1. A method of taking a rock sample for assay purposes in an underground mine including the steps of: providing an apparatus for cutting rock samples from a rock face, the apparatus including an elongate guide; an oscillating disc cutter mounted for rectilinear movement along the guide; and a mount operable to position and hold the elongate guide in a desired location relative to an adjacent rock face such that the oscillating disc cutter can be moved along the guide to cut a straight groove of controlled width and depth in the rock face; positioning the guide in a desired location across a rock face to be cut; holding the guide in the desired location by operating the mount to engage adjacent rock walls; operating the oscillating disc cutter along the guide to cut a groove of controlled width and depth in the rock face; and collecting the rock cut from the groove.

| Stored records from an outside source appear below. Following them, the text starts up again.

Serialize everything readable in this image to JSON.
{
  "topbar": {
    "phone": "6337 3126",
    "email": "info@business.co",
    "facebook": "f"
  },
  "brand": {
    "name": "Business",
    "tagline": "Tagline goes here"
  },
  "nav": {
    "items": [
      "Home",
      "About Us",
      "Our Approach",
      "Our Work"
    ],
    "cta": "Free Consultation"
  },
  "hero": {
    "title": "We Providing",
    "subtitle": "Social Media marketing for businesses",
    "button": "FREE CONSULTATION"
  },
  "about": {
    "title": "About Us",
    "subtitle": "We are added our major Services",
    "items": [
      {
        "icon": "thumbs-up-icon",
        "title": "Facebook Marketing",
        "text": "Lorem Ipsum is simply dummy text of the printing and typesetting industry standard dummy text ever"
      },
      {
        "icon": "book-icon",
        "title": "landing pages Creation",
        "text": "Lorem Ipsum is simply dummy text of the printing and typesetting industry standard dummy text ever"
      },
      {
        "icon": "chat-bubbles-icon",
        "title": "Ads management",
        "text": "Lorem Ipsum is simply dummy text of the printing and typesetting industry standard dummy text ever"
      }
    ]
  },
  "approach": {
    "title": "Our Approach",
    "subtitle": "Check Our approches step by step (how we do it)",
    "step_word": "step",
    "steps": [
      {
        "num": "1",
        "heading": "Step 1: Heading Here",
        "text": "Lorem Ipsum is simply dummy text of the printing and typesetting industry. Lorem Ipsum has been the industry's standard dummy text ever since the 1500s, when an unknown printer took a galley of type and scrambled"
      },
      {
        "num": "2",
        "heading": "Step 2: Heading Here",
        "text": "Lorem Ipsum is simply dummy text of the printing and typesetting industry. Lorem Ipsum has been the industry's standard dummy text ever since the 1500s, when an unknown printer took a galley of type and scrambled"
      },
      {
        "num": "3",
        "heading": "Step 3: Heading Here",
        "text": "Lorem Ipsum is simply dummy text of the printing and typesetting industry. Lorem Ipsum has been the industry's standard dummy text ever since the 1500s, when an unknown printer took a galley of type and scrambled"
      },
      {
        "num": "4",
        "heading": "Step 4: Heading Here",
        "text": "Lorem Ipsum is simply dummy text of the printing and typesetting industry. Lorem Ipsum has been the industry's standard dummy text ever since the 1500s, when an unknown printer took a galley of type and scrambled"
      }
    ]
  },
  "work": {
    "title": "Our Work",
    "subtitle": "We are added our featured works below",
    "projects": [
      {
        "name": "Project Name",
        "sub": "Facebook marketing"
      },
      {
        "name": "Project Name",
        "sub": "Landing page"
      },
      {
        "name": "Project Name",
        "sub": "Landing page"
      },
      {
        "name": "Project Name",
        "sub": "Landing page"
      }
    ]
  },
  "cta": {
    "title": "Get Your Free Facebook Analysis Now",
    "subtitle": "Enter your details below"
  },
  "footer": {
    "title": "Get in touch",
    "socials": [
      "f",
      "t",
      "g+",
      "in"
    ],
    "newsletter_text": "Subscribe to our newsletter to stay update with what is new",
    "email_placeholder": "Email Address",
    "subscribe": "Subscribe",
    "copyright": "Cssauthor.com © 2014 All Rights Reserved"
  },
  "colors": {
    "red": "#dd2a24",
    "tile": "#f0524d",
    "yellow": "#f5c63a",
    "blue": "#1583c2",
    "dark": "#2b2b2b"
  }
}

2. A method according to claim 1 including the step of making a first pass across the rock face with the oscillating disc cutter positioned to cut an even path across an irregular face by removing high spots before cutting the groove along the path for the sample collection.

3. A method according to claim 1 wherein the apparatus further includes a drive operable to drive the oscillating disc cutter along the guide.

4. A method according to claim 1 wherein the mount includes a plurality of arms mounted on the guide and extendable to engage nearby rock surfaces.

5. A method according to claim 1 wherein the guide includes one or more guide rails and the oscillating disc cutter is mounted on a carriage adapted for movement along the rails.

6. A method according to claim 1 wherein the rails are mounted within an elongate channel having one face open toward the adjacent rock face.

7. A method according to claim 1 wherein the guide is attached to a mine vehicle by way of an adapter frame arranged to position the guide in a desired location relative to an adjacent rock face.